— В бою-то небось страшно было? — вяло и вполголоса спросил Верещагин.
Суровов пожал плечами, провел языком по своим синим и сухим губам и хрипло выдавил:
— Страшно, ваше благородие…
— Называй меня просто Василием Васильевичем, — попросил Верещагин. — Я не офицер и не военный человек.
— Страшно, пока турку не увидишь, — уточнил Суровов, — А потом бояться нельзя.

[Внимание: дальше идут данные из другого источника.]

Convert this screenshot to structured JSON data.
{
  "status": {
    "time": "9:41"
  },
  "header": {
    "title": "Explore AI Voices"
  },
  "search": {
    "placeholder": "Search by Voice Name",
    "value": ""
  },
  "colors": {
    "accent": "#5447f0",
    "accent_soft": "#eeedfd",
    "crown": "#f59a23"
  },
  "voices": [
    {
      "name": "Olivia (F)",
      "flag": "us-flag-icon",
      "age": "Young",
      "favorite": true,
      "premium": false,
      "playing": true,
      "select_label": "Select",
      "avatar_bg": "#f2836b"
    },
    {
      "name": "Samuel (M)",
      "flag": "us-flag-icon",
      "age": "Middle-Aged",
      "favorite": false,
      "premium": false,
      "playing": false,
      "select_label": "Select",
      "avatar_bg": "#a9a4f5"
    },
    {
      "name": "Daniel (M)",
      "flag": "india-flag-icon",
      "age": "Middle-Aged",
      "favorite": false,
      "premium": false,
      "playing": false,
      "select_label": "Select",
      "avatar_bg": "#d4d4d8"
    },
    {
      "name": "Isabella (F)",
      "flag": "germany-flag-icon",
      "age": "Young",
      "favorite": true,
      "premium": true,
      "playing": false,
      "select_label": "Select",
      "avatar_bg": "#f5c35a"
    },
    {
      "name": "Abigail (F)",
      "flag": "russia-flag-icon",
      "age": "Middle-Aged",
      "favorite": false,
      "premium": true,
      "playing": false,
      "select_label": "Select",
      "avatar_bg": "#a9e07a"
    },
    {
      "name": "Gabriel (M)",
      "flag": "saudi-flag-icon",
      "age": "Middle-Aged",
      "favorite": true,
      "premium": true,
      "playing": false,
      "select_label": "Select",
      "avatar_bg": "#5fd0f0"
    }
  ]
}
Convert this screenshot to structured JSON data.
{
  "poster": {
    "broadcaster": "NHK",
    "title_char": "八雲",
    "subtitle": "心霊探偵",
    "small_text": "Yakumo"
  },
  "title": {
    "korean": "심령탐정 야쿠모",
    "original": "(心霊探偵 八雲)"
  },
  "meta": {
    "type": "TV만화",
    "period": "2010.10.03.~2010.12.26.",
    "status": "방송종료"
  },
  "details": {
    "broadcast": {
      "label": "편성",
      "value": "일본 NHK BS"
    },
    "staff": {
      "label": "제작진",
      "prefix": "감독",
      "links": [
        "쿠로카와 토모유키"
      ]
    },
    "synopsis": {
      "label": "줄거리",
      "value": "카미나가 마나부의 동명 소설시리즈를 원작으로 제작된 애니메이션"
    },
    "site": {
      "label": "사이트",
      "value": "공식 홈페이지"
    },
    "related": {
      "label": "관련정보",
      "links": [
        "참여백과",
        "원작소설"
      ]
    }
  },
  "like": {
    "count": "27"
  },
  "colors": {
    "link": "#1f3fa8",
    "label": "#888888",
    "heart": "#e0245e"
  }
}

— Почему же? — удивился этому уточнению Верещагин.
— Да времени нет, чтоб бояться-то.
— Это ты хорошо сказал, голубчик, да ведь на турку идти со штыком — дело очень смелое, а колоть тем паче. Не так ли? — спросил Верещагин, немного ожив. Солдат нравился ему все больше и больше.
— Так-то оно так, Василий Васильевич, — не спеша отвечал Игнат, — да убегать-то от турки еще пострашней будет: ты его не видишь, а он тебя ох как хорошо видит! На спине у человека глаз нет. Чтоб знать, когда обернуться и себя защитить. А коль на него напролом идешь, тогда все видишь, тут только не робеть надо, да силу в руках иметь, да еще в оба глаза смотреть, чтоб другой турок тебя на штык не посадил.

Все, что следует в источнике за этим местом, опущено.